The Beginners - Rebecca Wolff

I normally love reading anything that involves the Salem Witch Trials. I just find the time period fascinating. This though? Just god awful. Seriously.

 

  • >The connection to the Salem Witch Trials is pretty paper thin. I felt duped reading this, there's so much skeevy sexual activity going on and nothing about the cover or the synopsis to hint at it being there.

 

> The writing style, to me, largely seemed to have a heavy, clunky rhythm. I seem to be unlucky in trying to find books that I like that are written by poet-turned-novelist authors. But when you think about it, it is like working with different mediums. Writing poetry has a completely different rhythm to writing fiction or nonfiction. Talent in one doesn't necessarily mean talent in the others. The writing style here -- I think it was the rhythm, mostly -- just didn't work for me. 

 

> I found the plot largely uninteresting, kept waiting for something big or intense to happen. What did happen just grossed me out. 

 

> I felt this book was unnecessarily raunchy. A 15 year old girl works for a guy who keeps a stack of porn magazines in the employee bathroom {WTF... who does that??!} so she seems to be constantly locking herself in the bathroom for personal happy times, let's say. So she's always looking at these mags, thinking about these mags, checking out her female friends... and I could have dealt with that much, I know it's a sexually curious age with all the hormones, I was there. The part that seriously skeeved me out is when the 20-something couple comes to town, and the guy starts blatantly flirting with this girl and her best friend, sometimes in front of his wife (who doesn't seem to mind all that much), sometimes when she's out of the room.
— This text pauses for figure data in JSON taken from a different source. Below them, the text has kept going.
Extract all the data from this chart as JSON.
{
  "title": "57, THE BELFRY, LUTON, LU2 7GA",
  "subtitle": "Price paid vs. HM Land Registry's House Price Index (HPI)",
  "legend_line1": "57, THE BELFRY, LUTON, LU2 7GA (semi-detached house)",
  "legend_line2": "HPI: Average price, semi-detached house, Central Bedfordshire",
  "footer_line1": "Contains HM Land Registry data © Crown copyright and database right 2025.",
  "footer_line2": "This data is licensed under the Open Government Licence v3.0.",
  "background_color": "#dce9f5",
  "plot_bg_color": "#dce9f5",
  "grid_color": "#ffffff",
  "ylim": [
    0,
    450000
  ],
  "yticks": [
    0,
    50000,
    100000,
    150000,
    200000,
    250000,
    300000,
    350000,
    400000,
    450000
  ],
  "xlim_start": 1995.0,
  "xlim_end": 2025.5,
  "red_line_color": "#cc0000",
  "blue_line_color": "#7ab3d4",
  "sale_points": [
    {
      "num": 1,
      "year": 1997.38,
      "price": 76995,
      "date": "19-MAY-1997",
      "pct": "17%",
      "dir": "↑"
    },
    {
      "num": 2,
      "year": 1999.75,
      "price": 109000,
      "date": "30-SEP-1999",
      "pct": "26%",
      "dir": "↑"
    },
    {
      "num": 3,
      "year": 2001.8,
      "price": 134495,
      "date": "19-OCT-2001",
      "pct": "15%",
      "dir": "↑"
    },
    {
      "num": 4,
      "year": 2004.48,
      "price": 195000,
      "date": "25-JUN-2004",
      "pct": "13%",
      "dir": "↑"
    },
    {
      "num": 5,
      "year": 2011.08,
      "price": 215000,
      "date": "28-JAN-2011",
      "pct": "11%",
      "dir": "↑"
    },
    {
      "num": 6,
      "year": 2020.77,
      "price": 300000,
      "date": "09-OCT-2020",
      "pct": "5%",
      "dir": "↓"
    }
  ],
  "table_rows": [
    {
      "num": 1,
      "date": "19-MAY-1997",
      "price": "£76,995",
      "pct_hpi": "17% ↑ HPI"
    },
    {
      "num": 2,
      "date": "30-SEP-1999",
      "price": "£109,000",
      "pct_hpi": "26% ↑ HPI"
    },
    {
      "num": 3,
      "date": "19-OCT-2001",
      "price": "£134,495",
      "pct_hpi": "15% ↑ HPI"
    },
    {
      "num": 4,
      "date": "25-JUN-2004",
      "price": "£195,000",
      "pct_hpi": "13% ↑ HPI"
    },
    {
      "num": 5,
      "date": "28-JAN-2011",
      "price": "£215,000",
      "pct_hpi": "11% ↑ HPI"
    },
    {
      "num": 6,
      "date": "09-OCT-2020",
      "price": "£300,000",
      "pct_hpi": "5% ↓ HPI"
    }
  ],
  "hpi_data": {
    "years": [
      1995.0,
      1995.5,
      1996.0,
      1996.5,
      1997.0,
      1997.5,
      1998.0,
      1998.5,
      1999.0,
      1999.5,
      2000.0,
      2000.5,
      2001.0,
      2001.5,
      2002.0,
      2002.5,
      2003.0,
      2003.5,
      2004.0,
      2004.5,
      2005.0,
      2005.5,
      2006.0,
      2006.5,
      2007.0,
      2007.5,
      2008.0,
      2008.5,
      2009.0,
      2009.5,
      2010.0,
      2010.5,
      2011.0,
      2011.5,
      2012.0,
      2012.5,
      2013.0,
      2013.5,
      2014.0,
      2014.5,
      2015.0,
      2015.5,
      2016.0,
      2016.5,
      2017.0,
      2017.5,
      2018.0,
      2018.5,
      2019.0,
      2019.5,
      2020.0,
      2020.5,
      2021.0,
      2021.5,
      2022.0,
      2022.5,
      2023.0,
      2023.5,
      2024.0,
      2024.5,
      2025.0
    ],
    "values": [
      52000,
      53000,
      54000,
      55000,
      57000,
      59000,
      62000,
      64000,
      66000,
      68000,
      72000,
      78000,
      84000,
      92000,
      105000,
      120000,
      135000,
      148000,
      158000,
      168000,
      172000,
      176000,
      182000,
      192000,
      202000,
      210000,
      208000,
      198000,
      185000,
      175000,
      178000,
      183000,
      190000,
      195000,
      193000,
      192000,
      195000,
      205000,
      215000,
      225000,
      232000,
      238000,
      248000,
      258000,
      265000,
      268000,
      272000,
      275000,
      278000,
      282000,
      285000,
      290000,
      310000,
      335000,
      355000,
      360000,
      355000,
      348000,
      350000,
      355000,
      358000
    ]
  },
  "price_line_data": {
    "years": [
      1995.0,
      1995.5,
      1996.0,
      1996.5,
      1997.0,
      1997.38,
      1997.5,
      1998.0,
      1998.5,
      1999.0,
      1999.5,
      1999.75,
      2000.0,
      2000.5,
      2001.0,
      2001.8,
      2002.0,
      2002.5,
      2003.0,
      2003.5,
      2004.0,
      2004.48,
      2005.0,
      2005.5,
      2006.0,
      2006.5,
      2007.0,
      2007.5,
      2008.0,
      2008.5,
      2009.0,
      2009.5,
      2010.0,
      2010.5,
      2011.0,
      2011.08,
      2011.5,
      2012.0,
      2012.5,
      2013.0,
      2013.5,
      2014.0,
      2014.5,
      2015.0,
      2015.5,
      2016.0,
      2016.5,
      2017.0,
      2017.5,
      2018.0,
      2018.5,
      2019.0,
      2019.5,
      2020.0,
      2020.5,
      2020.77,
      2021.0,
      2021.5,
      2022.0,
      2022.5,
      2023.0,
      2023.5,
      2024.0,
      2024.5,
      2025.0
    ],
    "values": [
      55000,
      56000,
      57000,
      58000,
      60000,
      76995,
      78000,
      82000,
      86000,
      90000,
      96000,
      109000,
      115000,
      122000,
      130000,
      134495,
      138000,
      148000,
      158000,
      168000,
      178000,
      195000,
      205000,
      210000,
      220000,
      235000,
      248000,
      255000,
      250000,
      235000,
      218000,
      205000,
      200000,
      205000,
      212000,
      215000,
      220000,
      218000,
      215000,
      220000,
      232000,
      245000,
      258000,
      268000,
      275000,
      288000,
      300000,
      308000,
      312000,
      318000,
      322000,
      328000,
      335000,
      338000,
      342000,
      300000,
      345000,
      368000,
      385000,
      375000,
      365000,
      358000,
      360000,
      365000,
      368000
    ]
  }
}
When these attentions progress, does the girl say / think / have a moment's pause to note that this is wrong on all levels? Nah, not really. Instead she starts going into these descriptions of what she hopes the guy will do to her that instead of reflecting the voice of the average 15 year old, sounds like the author binge read Penthouse magazine for her inner monologue cues.  Blech! I was thinking that this was all entirely unneccessary to the plot, until I realized this was in fact, the majority of the plot. The Salem Witches tie is nearly non-existent and hardly mentioned except for a couple brief lines in passing... that's it, in the whole novel... almost as if it were only added in to lend a thread of legitimacy to what would otherwise be underage erotica. And what really annoyed me was the fact that there's no indication of any of this from reading the synopsis or from the cover art. You won't know until you've already purchased / borrowed the book and started reading... or you see a warning review such as this. 

 

 

  • This thing sounded like a YA 50 Shades. Blech. Cannot, will not recommend.

In regards to the title -- The Beginner is the name of one of the porn magazines the girl likes to read, featuring essays written by readers about their experiences with deflowering sexual partners. 

 

The Beginners (the title) is in reference to two of the girl and her best friend (one voluntarily, one not) losing their virginity.